Days at the Morisaki Bookshop sounds as though it is going to be a dreamy, hazy tale. This short novel, translated by Eric Ozawa from the original Japanese tale by Satoshi Yagisawa, promises to be about books and bookshops. Like any good bookshop, though, the Morisaki store is the door to a world of discovery, and this novella explores how books can open your eyes but what you see is fundamentally up to you. The blurb on the back says it’s a ‘tale of families, love, new beginnings and the comfort that can be found in books’ but personally I think it’s about courage.

Front cover of Tales from the Morisaki Bookshop by Satoshi Yagisawa tr Eric Ozawa
Front cover of Tales from the Morisaki Bookshop, by Satoshi Yagisawa tr Eric Ozawa. First published in the UK by Manilla Press on 4 July 2023. Source: own copy

Takako, the lead character, is 25 going on 17. She splits up from her boyfriend when he tells her he’s getting married to someone else. She quits her job and goes to live above her uncle’s bookshop, helping out in the store. Yagisawa goes out of his way to make Takako unsympathetic. Almost anyone who picks up this book will be a bibliophile; Takako doesn’t read. She’s self-absorbed and somewhat snippy. Uncle Satoru, on the other hand, is a star. He tells his niece that the bookshop will be her harbour – ‘it’s important to stand still somethings. Think of [this] as a little rest in the long journey of your life.’ He talks of the importance in having the courage to do what you want in life.

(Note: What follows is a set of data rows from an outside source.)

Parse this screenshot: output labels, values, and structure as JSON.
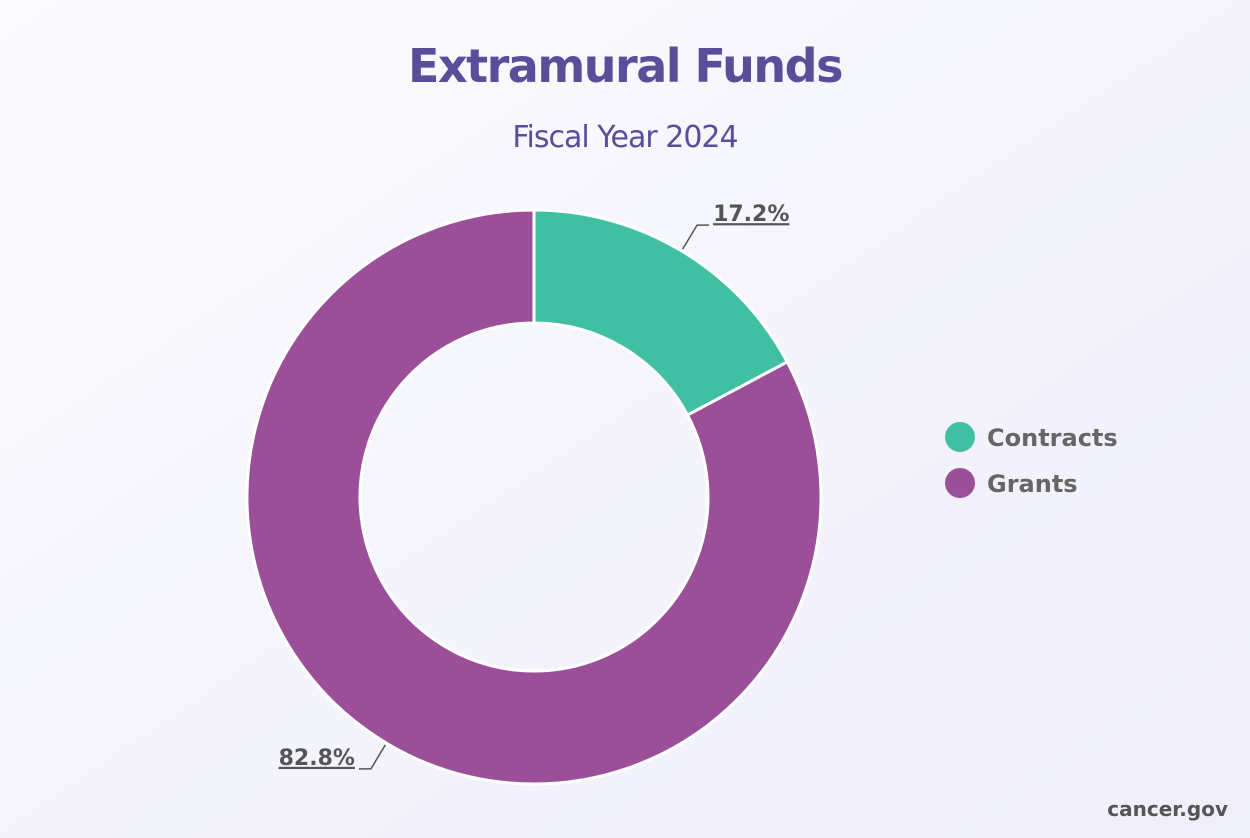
{
  "chart_data": {
    "type": "pie",
    "donut": true,
    "title": "Extramural Funds",
    "subtitle": "Fiscal Year 2024",
    "categories": [
      "Contracts",
      "Grants"
    ],
    "values": [
      17.2,
      82.8
    ],
    "value_labels": [
      "17.2%",
      "82.8%"
    ],
    "colors": [
      "#41bfa3",
      "#9b4f99"
    ],
    "legend": "right",
    "source": "cancer.gov"
  }
}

And things duly pick up. By page 34, Takako has finally picked up a book and you know what, she gets reading. More to the point, she picks up that second hand books have a history that can’t be provided by brand new copies. When you see a page corner folded down, or a comment in the margin, you’re linked to others who have travelled that journey before you. Thing is, as we discover, Takako isn’t a dead loss after all. Now she reads books, but it turns out she could always read people, as she does with Takano as he pursues Tomo, and as she later manages with Momoko, Satoru’s disengaged wife.

Storefront in Jimbocho, Tokyo, Japan
A typical storefront in Jimbocho, Tokyo, near to the stated location of the Morisaki Bookshop (the actual location isn’t a bookshop)

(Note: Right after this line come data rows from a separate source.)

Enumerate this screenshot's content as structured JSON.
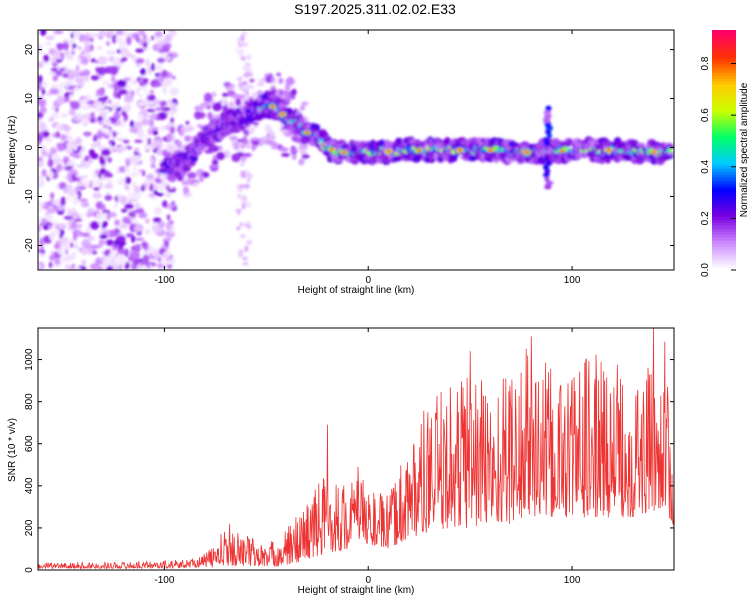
{
  "title": "S197.2025.311.02.02.E33",
  "chart_data": [
    {
      "type": "heatmap",
      "name": "spectrogram",
      "xlabel": "Height of straight line (km)",
      "ylabel": "Frequency (Hz)",
      "xlim": [
        -162,
        150
      ],
      "ylim": [
        -25,
        24
      ],
      "xticks": [
        -100,
        0,
        100
      ],
      "yticks": [
        -20,
        -10,
        0,
        10,
        20
      ],
      "colorbar": {
        "label": "Normalized spectral amplitude",
        "range": [
          0.0,
          0.93
        ],
        "ticks": [
          0.0,
          0.2,
          0.4,
          0.6,
          0.8
        ],
        "tick_labels": [
          "0.0",
          "0.2",
          "0.4",
          "0.6",
          "0.8"
        ],
        "colors": [
          "#ffffff",
          "#cc88ff",
          "#7a00e0",
          "#0000ff",
          "#00ccff",
          "#00ff66",
          "#ccff00",
          "#ffcc00",
          "#ff3300",
          "#ff0066"
        ]
      },
      "ridge": {
        "x": [
          -100,
          -90,
          -80,
          -70,
          -60,
          -50,
          -45,
          -40,
          -35,
          -30,
          -25,
          -20,
          -15,
          -10,
          0,
          20,
          40,
          60,
          80,
          100,
          120,
          145
        ],
        "y": [
          -5,
          -3,
          2,
          5,
          6,
          9,
          8,
          6,
          5,
          3,
          2,
          0,
          -1,
          -1,
          -1,
          -0.5,
          -0.5,
          -0.5,
          -1,
          -0.5,
          -0.5,
          -1
        ]
      },
      "bursts": [
        {
          "x": 88,
          "y_range": [
            -8,
            8
          ]
        }
      ],
      "noise_region": {
        "x_range": [
          -162,
          -95
        ],
        "y_range": [
          -25,
          24
        ]
      }
    },
    {
      "type": "line",
      "name": "snr",
      "xlabel": "Height of straight line (km)",
      "ylabel": "SNR (10 * v/v)",
      "xlim": [
        -162,
        150
      ],
      "ylim": [
        0,
        1150
      ],
      "xticks": [
        -100,
        0,
        100
      ],
      "yticks": [
        0,
        200,
        400,
        600,
        800,
        1000
      ],
      "color": "#ee3333",
      "envelope": {
        "x": [
          -162,
          -120,
          -90,
          -80,
          -70,
          -60,
          -50,
          -40,
          -30,
          -20,
          -10,
          -5,
          0,
          10,
          20,
          30,
          40,
          50,
          60,
          70,
          80,
          90,
          100,
          110,
          120,
          130,
          140,
          145,
          150
        ],
        "low": [
          8,
          8,
          10,
          15,
          20,
          20,
          15,
          20,
          50,
          80,
          100,
          150,
          120,
          100,
          150,
          180,
          200,
          200,
          220,
          220,
          250,
          250,
          250,
          250,
          250,
          250,
          280,
          300,
          200
        ],
        "high": [
          35,
          40,
          50,
          80,
          200,
          180,
          120,
          200,
          350,
          500,
          400,
          480,
          400,
          350,
          650,
          800,
          900,
          1050,
          900,
          1000,
          1100,
          950,
          1000,
          1050,
          1000,
          1000,
          950,
          1150,
          500
        ]
      },
      "peaks": [
        {
          "x": -68,
          "y": 220
        },
        {
          "x": -20,
          "y": 690
        },
        {
          "x": -5,
          "y": 490
        },
        {
          "x": 50,
          "y": 1040
        },
        {
          "x": 80,
          "y": 1110
        },
        {
          "x": 140,
          "y": 1150
        }
      ]
    }
  ]
}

I’d like to feel that the Morisaki Bookshop, with its cast of regular customers and ramshackle appeal, reflects the vibe of Jimbocho, Tokyo’s book quarter. Compare the front cover with scenes from Jimbocho. But I am not sure that Days at the Morisaki Bookshop is that accurate a title. Most of the action takes place elsewhere and Takako moves out on page 67. The last quarter of the novel involves a trip to the mountains. Perhaps these are Satoru’s days at the bookshop. But Takako claims them for her own. This may seem like an arcane point, for without part 1 of the book, part 2 can’t follow. But it makes me think about the descriptors we put on different times of our life. For Takako, this is the story of a renewal. She relates to Momoko as an adult. She pursues a bookworm who was previously dumped for being boring. And she comes to terms with her split with her rancid ex, Hideaki. The scene in which she takes Satoru to Hideaki’s home so as to confront him is an odd set piece but entirely consistent with this novella’s theme of seizing courage. Later, Momoko and Satoru will need to find new courage all over again.

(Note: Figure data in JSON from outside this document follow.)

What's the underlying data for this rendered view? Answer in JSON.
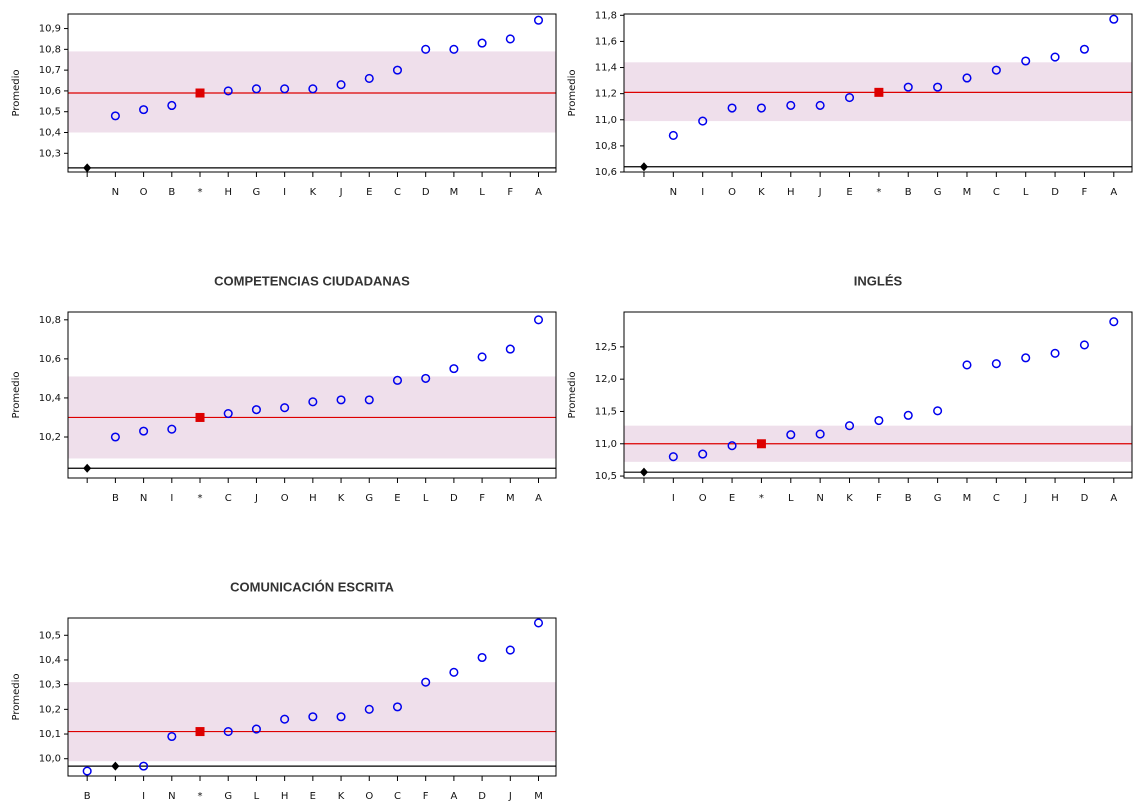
{
  "chart_data": [
    {
      "type": "dot",
      "ylabel": "Promedio",
      "categories": [
        null,
        "N",
        "O",
        "B",
        "*",
        "H",
        "G",
        "I",
        "K",
        "J",
        "E",
        "C",
        "D",
        "M",
        "L",
        "F",
        "A"
      ],
      "ylim": [
        10.21,
        10.97
      ],
      "yticks": [
        {
          "value": 10.3,
          "label": "10,3"
        },
        {
          "value": 10.4,
          "label": "10,4"
        },
        {
          "value": 10.5,
          "label": "10,5"
        },
        {
          "value": 10.6,
          "label": "10,6"
        },
        {
          "value": 10.7,
          "label": "10,7"
        },
        {
          "value": 10.8,
          "label": "10,8"
        },
        {
          "value": 10.9,
          "label": "10,9"
        }
      ],
      "band": [
        10.4,
        10.79
      ],
      "band_color": "#efdfeb",
      "series": [
        {
          "color": "#0000ee",
          "marker": "circle",
          "values": [
            null,
            10.48,
            10.51,
            10.53,
            null,
            10.6,
            10.61,
            10.61,
            10.61,
            10.63,
            10.66,
            10.7,
            10.8,
            10.8,
            10.83,
            10.85,
            10.94
          ]
        },
        {
          "color": "#dd0000",
          "marker": "square",
          "line": true,
          "values": [
            null,
            null,
            null,
            null,
            10.59,
            null,
            null,
            null,
            null,
            null,
            null,
            null,
            null,
            null,
            null,
            null,
            null
          ]
        },
        {
          "color": "#000000",
          "marker": "diamond",
          "line": true,
          "values": [
            10.23,
            null,
            null,
            null,
            null,
            null,
            null,
            null,
            null,
            null,
            null,
            null,
            null,
            null,
            null,
            null,
            null
          ]
        }
      ]
    },
    {
      "type": "dot",
      "ylabel": "Promedio",
      "categories": [
        null,
        "N",
        "I",
        "O",
        "K",
        "H",
        "J",
        "E",
        "*",
        "B",
        "G",
        "M",
        "C",
        "L",
        "D",
        "F",
        "A"
      ],
      "ylim": [
        10.6,
        11.81
      ],
      "yticks": [
        {
          "value": 10.6,
          "label": "10,6"
        },
        {
          "value": 10.8,
          "label": "10,8"
        },
        {
          "value": 11.0,
          "label": "11,0"
        },
        {
          "value": 11.2,
          "label": "11,2"
        },
        {
          "value": 11.4,
          "label": "11,4"
        },
        {
          "value": 11.6,
          "label": "11,6"
        },
        {
          "value": 11.8,
          "label": "11,8"
        }
      ],
      "band": [
        10.99,
        11.44
      ],
      "band_color": "#efdfeb",
      "series": [
        {
          "color": "#0000ee",
          "marker": "circle",
          "values": [
            null,
            10.88,
            10.99,
            11.09,
            11.09,
            11.11,
            11.11,
            11.17,
            null,
            11.25,
            11.25,
            11.32,
            11.38,
            11.45,
            11.48,
            11.54,
            11.77
          ]
        },
        {
          "color": "#dd0000",
          "marker": "square",
          "line": true,
          "values": [
            null,
            null,
            null,
            null,
            null,
            null,
            null,
            null,
            11.21,
            null,
            null,
            null,
            null,
            null,
            null,
            null,
            null
          ]
        },
        {
          "color": "#000000",
          "marker": "diamond",
          "line": true,
          "values": [
            10.64,
            null,
            null,
            null,
            null,
            null,
            null,
            null,
            null,
            null,
            null,
            null,
            null,
            null,
            null,
            null,
            null
          ]
        }
      ]
    },
    {
      "type": "dot",
      "title": "COMPETENCIAS CIUDADANAS",
      "ylabel": "Promedio",
      "categories": [
        null,
        "B",
        "N",
        "I",
        "*",
        "C",
        "J",
        "O",
        "H",
        "K",
        "G",
        "E",
        "L",
        "D",
        "F",
        "M",
        "A"
      ],
      "ylim": [
        9.99,
        10.84
      ],
      "yticks": [
        {
          "value": 10.2,
          "label": "10,2"
        },
        {
          "value": 10.4,
          "label": "10,4"
        },
        {
          "value": 10.6,
          "label": "10,6"
        },
        {
          "value": 10.8,
          "label": "10,8"
        }
      ],
      "band": [
        10.09,
        10.51
      ],
      "band_color": "#efdfeb",
      "series": [
        {
          "color": "#0000ee",
          "marker": "circle",
          "values": [
            null,
            10.2,
            10.23,
            10.24,
            null,
            10.32,
            10.34,
            10.35,
            10.38,
            10.39,
            10.39,
            10.49,
            10.5,
            10.55,
            10.61,
            10.65,
            10.8
          ]
        },
        {
          "color": "#dd0000",
          "marker": "square",
          "line": true,
          "values": [
            null,
            null,
            null,
            null,
            10.3,
            null,
            null,
            null,
            null,
            null,
            null,
            null,
            null,
            null,
            null,
            null,
            null
          ]
        },
        {
          "color": "#000000",
          "marker": "diamond",
          "line": true,
          "values": [
            10.04,
            null,
            null,
            null,
            null,
            null,
            null,
            null,
            null,
            null,
            null,
            null,
            null,
            null,
            null,
            null,
            null
          ]
        }
      ]
    },
    {
      "type": "dot",
      "title": "INGLÉS",
      "ylabel": "Promedio",
      "categories": [
        null,
        "I",
        "O",
        "E",
        "*",
        "L",
        "N",
        "K",
        "F",
        "B",
        "G",
        "M",
        "C",
        "J",
        "H",
        "D",
        "A"
      ],
      "ylim": [
        10.47,
        13.04
      ],
      "yticks": [
        {
          "value": 10.5,
          "label": "10,5"
        },
        {
          "value": 11.0,
          "label": "11,0"
        },
        {
          "value": 11.5,
          "label": "11,5"
        },
        {
          "value": 12.0,
          "label": "12,0"
        },
        {
          "value": 12.5,
          "label": "12,5"
        }
      ],
      "band": [
        10.72,
        11.28
      ],
      "band_color": "#efdfeb",
      "series": [
        {
          "color": "#0000ee",
          "marker": "circle",
          "values": [
            null,
            10.8,
            10.84,
            10.97,
            null,
            11.14,
            11.15,
            11.28,
            11.36,
            11.44,
            11.51,
            12.22,
            12.24,
            12.33,
            12.4,
            12.53,
            12.89
          ]
        },
        {
          "color": "#dd0000",
          "marker": "square",
          "line": true,
          "values": [
            null,
            null,
            null,
            null,
            11.0,
            null,
            null,
            null,
            null,
            null,
            null,
            null,
            null,
            null,
            null,
            null,
            null
          ]
        },
        {
          "color": "#000000",
          "marker": "diamond",
          "line": true,
          "values": [
            10.56,
            null,
            null,
            null,
            null,
            null,
            null,
            null,
            null,
            null,
            null,
            null,
            null,
            null,
            null,
            null,
            null
          ]
        }
      ]
    },
    {
      "type": "dot",
      "title": "COMUNICACIÓN ESCRITA",
      "ylabel": "Promedio",
      "categories": [
        "B",
        null,
        "I",
        "N",
        "*",
        "G",
        "L",
        "H",
        "E",
        "K",
        "O",
        "C",
        "F",
        "A",
        "D",
        "J",
        "M"
      ],
      "ylim": [
        9.93,
        10.57
      ],
      "yticks": [
        {
          "value": 10.0,
          "label": "10,0"
        },
        {
          "value": 10.1,
          "label": "10,1"
        },
        {
          "value": 10.2,
          "label": "10,2"
        },
        {
          "value": 10.3,
          "label": "10,3"
        },
        {
          "value": 10.4,
          "label": "10,4"
        },
        {
          "value": 10.5,
          "label": "10,5"
        }
      ],
      "band": [
        9.99,
        10.31
      ],
      "band_color": "#efdfeb",
      "series": [
        {
          "color": "#0000ee",
          "marker": "circle",
          "values": [
            9.95,
            null,
            9.97,
            10.09,
            null,
            10.11,
            10.12,
            10.16,
            10.17,
            10.17,
            10.2,
            10.21,
            10.31,
            10.35,
            10.41,
            10.44,
            10.55
          ]
        },
        {
          "color": "#dd0000",
          "marker": "square",
          "line": true,
          "values": [
            null,
            null,
            null,
            null,
            10.11,
            null,
            null,
            null,
            null,
            null,
            null,
            null,
            null,
            null,
            null,
            null,
            null
          ]
        },
        {
          "color": "#000000",
          "marker": "diamond",
          "line": true,
          "values": [
            null,
            9.97,
            null,
            null,
            null,
            null,
            null,
            null,
            null,
            null,
            null,
            null,
            null,
            null,
            null,
            null,
            null
          ]
        }
      ]
    }
  ]
}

The book ends abruptly, and for a 170-page novel to devote its last 22 pages to acknowledgements and an excerpt for another novel from a different writer is not really on. But that’s the publisher’s fault, not the writer’s. Yagisawa has delivered something warm and uplifting, and Ozawa has brought some light and idiomatic prose. We get the feeling the tale isn’t over yet, and we wish for stout hearts and warm comfort for Takako, Momoko and especially Uncle Satoru.